Meetings with him veer off topic and off the rails, he engages in repetitive rants, and his impulsiveness results in half-baked, ill-informed and occasionally reckless decisions that have to be walked back.
“There is literally no telling whether he might change his mind from one minute to the next,” a top official complained to me recently, exasperated by an Oval Office meeting at which the president flip-flopped on a major policy decision he’d made only a week earlier.
The publication of the controversial Op-Ed piece (which was followed up by the publication of similarly anonymous full-length book titled "A Warning") sent journalists, government officials, and pundits scurrying to fathom the identity of "Anonymous," much as they had spent decades trying to unmask the mysterious source known as "Deep Throat" who provided information key to unraveling the Watergate
When Trump himself was later asked by a reporter whether a search to root out Anonymous was underway, the president confidently stated that no such search was really necessary, because he already knew the identity of the writer:
Q: Is there a search under way for Anonymous? Remember Anonymous?
A: Yeah, there is. It's not so much a search. I know who it is. I can't tell you that, but I know ... but we won't get into it. People know it's fraud, I know who it is."
Many commentators at the time questioned why if Trump -- who had demonstrated a penchant for loudly disparaging and discrediting those who defied or spoke poorly of him -- knew the identity of Anonymous, he didn't publicly out that person and ostentatiously dismiss the employee from the administration.
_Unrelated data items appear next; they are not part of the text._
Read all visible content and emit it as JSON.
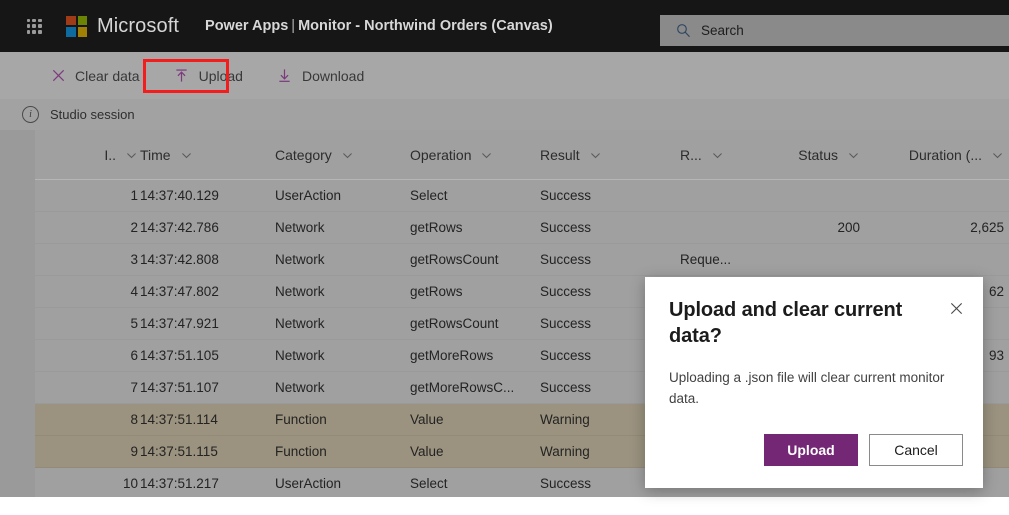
{
  "suite": {
    "waffle_label": "app-launcher",
    "brand": "Microsoft",
    "app_name": "Power Apps",
    "separator": "|",
    "app_context": "Monitor - Northwind Orders (Canvas)",
    "search_placeholder": "Search"
  },
  "command_bar": {
    "items": [
      {
        "label": "Clear data",
        "icon": "close-x-icon"
      },
      {
        "label": "Upload",
        "icon": "upload-arrow-icon"
      },
      {
        "label": "Download",
        "icon": "download-arrow-icon"
      }
    ],
    "highlighted": "Upload",
    "highlight_color": "#f31d1d"
  },
  "session": {
    "icon": "info-icon",
    "label": "Studio session"
  },
  "table": {
    "columns": [
      {
        "key": "index",
        "label": "I..",
        "align": "right"
      },
      {
        "key": "time",
        "label": "Time",
        "align": "left"
      },
      {
        "key": "category",
        "label": "Category",
        "align": "left"
      },
      {
        "key": "operation",
        "label": "Operation",
        "align": "left"
      },
      {
        "key": "result",
        "label": "Result",
        "align": "left"
      },
      {
        "key": "r",
        "label": "R...",
        "align": "left"
      },
      {
        "key": "status",
        "label": "Status",
        "align": "right"
      },
      {
        "key": "duration",
        "label": "Duration (...",
        "align": "right"
      }
    ],
    "rows": [
      {
        "index": "1",
        "time": "14:37:40.129",
        "category": "UserAction",
        "operation": "Select",
        "result": "Success",
        "r": "",
        "status": "",
        "duration": "",
        "warning": false
      },
      {
        "index": "2",
        "time": "14:37:42.786",
        "category": "Network",
        "operation": "getRows",
        "result": "Success",
        "r": "",
        "status": "200",
        "duration": "2,625",
        "warning": false
      },
      {
        "index": "3",
        "time": "14:37:42.808",
        "category": "Network",
        "operation": "getRowsCount",
        "result": "Success",
        "r": "Reque...",
        "status": "",
        "duration": "",
        "warning": false
      },
      {
        "index": "4",
        "time": "14:37:47.802",
        "category": "Network",
        "operation": "getRows",
        "result": "Success",
        "r": "",
        "status": "",
        "duration": "62",
        "warning": false
      },
      {
        "index": "5",
        "time": "14:37:47.921",
        "category": "Network",
        "operation": "getRowsCount",
        "result": "Success",
        "r": "",
        "status": "",
        "duration": "",
        "warning": false
      },
      {
        "index": "6",
        "time": "14:37:51.105",
        "category": "Network",
        "operation": "getMoreRows",
        "result": "Success",
        "r": "",
        "status": "",
        "duration": "93",
        "warning": false
      },
      {
        "index": "7",
        "time": "14:37:51.107",
        "category": "Network",
        "operation": "getMoreRowsC...",
        "result": "Success",
        "r": "",
        "status": "",
        "duration": "",
        "warning": false
      },
      {
        "index": "8",
        "time": "14:37:51.114",
        "category": "Function",
        "operation": "Value",
        "result": "Warning",
        "r": "",
        "status": "",
        "duration": "",
        "warning": true
      },
      {
        "index": "9",
        "time": "14:37:51.115",
        "category": "Function",
        "operation": "Value",
        "result": "Warning",
        "r": "",
        "status": "",
        "duration": "",
        "warning": true
      },
      {
        "index": "10",
        "time": "14:37:51.217",
        "category": "UserAction",
        "operation": "Select",
        "result": "Success",
        "r": "",
        "status": "",
        "duration": "",
        "warning": false
      }
    ],
    "warning_row_color": "#9b937f",
    "row_color": "#a0a0a0"
  },
  "dialog": {
    "title": "Upload and clear current data?",
    "body": "Uploading a .json file will clear current monitor data.",
    "close_icon": "close-icon",
    "primary_button": "Upload",
    "secondary_button": "Cancel",
    "primary_color": "#742774"
  }
}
As later events would prove, Trump didn't take those steps because, contrary to his claims, he had no idea who Anonymous was.
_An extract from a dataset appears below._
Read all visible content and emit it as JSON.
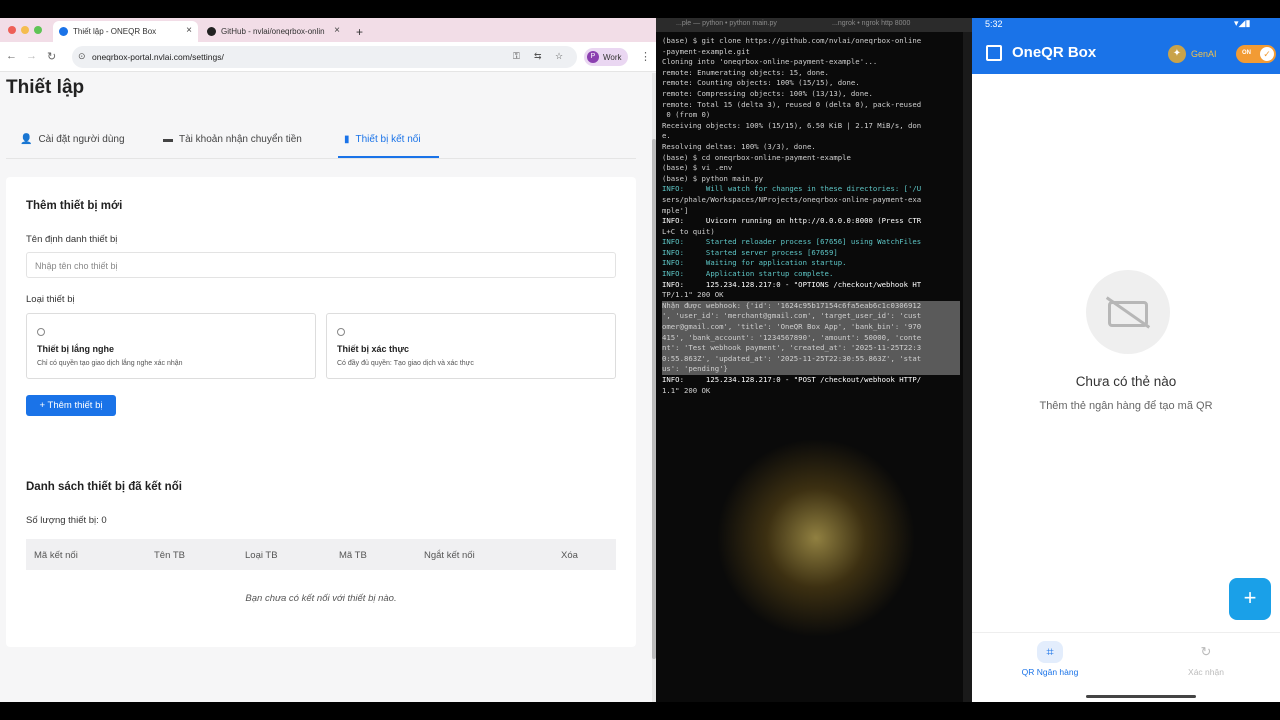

On Oct. 28. 2020, Anonymous self-revealed via Twitter, disclosing himself to be Miles Taylor, a security expert who served as a policy adviser in the U.S. Department of Homeland Security (DHS) from 2017 to 2019 and was chief of ctaff to DHS Secretary Kirstjen Nielsen (who resigned from that position in April 2019, followed by Taylor a few months later):
After (and only after) Taylor revealed himself, Trump engaged in the expected rounds of disparagement and discrediting, declaring Taylor to be a “sleazebag” and a “low-level employee” who had never worked in the White House and had been “quickly removed from his job a long time ago” (even though Taylor was clearly involved in meetings with Trump and said that he had resigned, not been fired, from his DHS position).
Trump also tweeted and retweeted claims that Taylor was merely a "staffer" and not a "senior administration official" and labeled him as a scammer ... while not refuting that Taylor nonetheless had been able to speak from a position of direct knowledge as a member of the Trump administration, or disputing the truthfulness of anything Taylor wrote:
Key to these tweets was that Trump, as he has often done when his association with persons working for or with him turns negative, attempted to distance himself by declaring that he didn't know, and had "never even heard of," Taylor. But of course, if Trump had "never even heard of" Taylor until the latter's self-reveal as Anonymous, then Trump must have been lying or completely mistaken when he much earlier proclaimed that he knew for a fact who Anonymous was.
As usual, the denouement to this story was Trump's calling for the prosecution of Taylor, without citing any particular law that the latter might have broken.